Consider $$A=1.01^{101}$$ So $$\log(A)=101\log(1.01)$$ Now use the very fast convergent expansion $$\log\Big(\frac{1+x}{1-x}\Big)=2\,\Big(\frac {x}{1}+\frac {x^3}{3}+\frac {x^5}{5}+\cdots\Big)$$ and make $\frac{1+x}{1-x}=\frac{101}{100}$ that is to say $x=\frac{1}{201}$. The first term (to which only positive terms will be added) is already $$\log(A)=101\log(1.01)=2\times 101\times \frac{1}{201}=\frac{202}{201}>1$$ and then $A>e>2$

Answer 3

$$x \to 0 , (1+x)^n \approx 1+nx \\(1.01)^101=(1+\frac{1}{100})^101 \approx 1+ 101(\frac{1}{100}) >2$$ for the second one Consider this function $$x^{\frac{1}{x}}$$. $f'=x^{\frac{1}{x}}(\frac{1}{x^2})(1-\ln x)$, function has global maximum at $x=e$.

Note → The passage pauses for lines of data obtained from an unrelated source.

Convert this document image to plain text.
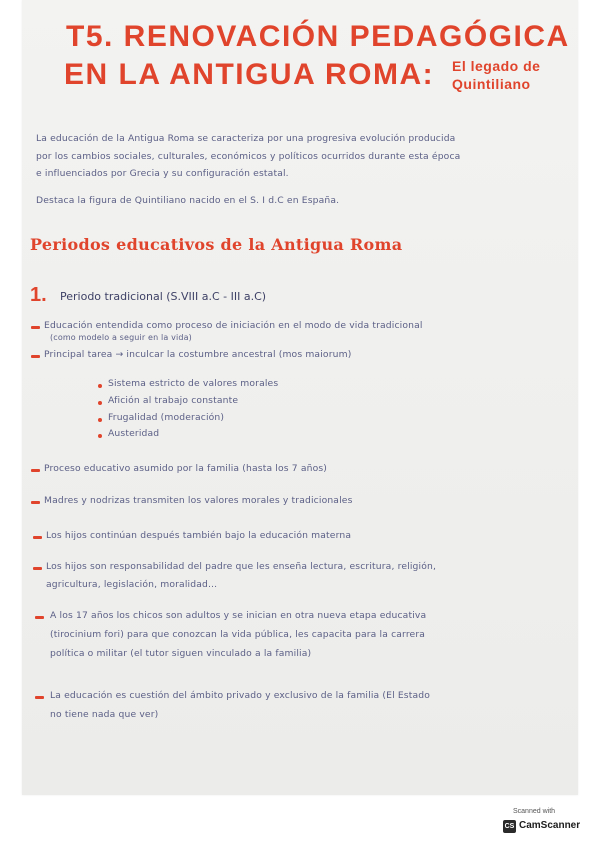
T5. RENOVACIÓN PEDAGÓGICA
EN LA ANTIGUA ROMA: El legado de
Quintiliano
La educación de la Antigua Roma se caracteriza por una progresiva evolución producida
por los cambios sociales, culturales, económicos y políticos ocurridos durante esta época
e influenciados por Grecia y su configuración estatal.
Destaca la figura de Quintiliano nacido en el S. I d.C en España.
Periodos educativos de la Antigua Roma
1. Periodo tradicional (S.VIII a.C - III a.C)
Educación entendida como proceso de iniciación en el modo de vida tradicional
(como modelo a seguir en la vida)
Principal tarea → inculcar la costumbre ancestral (mos maiorum)
Sistema estricto de valores morales
Afición al trabajo constante
Frugalidad (moderación)
Austeridad
Proceso educativo asumido por la familia (hasta los 7 años)
Madres y nodrizas transmiten los valores morales y tradicionales
Los hijos continúan después también bajo la educación materna
Los hijos son responsabilidad del padre que les enseña lectura, escritura, religión,
agricultura, legislación, moralidad...
A los 17 años los chicos son adultos y se inician en otra nueva etapa educativa
(tirocinium fori) para que conozcan la vida pública, les capacita para la carrera
política o militar (el tutor siguen vinculado a la familia)
La educación es cuestión del ámbito privado y exclusivo de la familia (El Estado
no tiene nada que ver)
Scanned with
CS CamScanner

so $e^{\frac{1}{e}} \geq \pi^{\frac{1}{\pi}} \to $, and it is clear that the inequality is strict,$$(e^{\frac{1}{e}} \geq \pi^{\frac{1}{\pi}})^{e\pi} \to $$ so $$e^{\pi}>\pi^{e}$$

Answer 4

HINT: we get $$e^{\pi}>\pi^{e}$$ use the function $$f(x)=\sqrt[x]{x}$$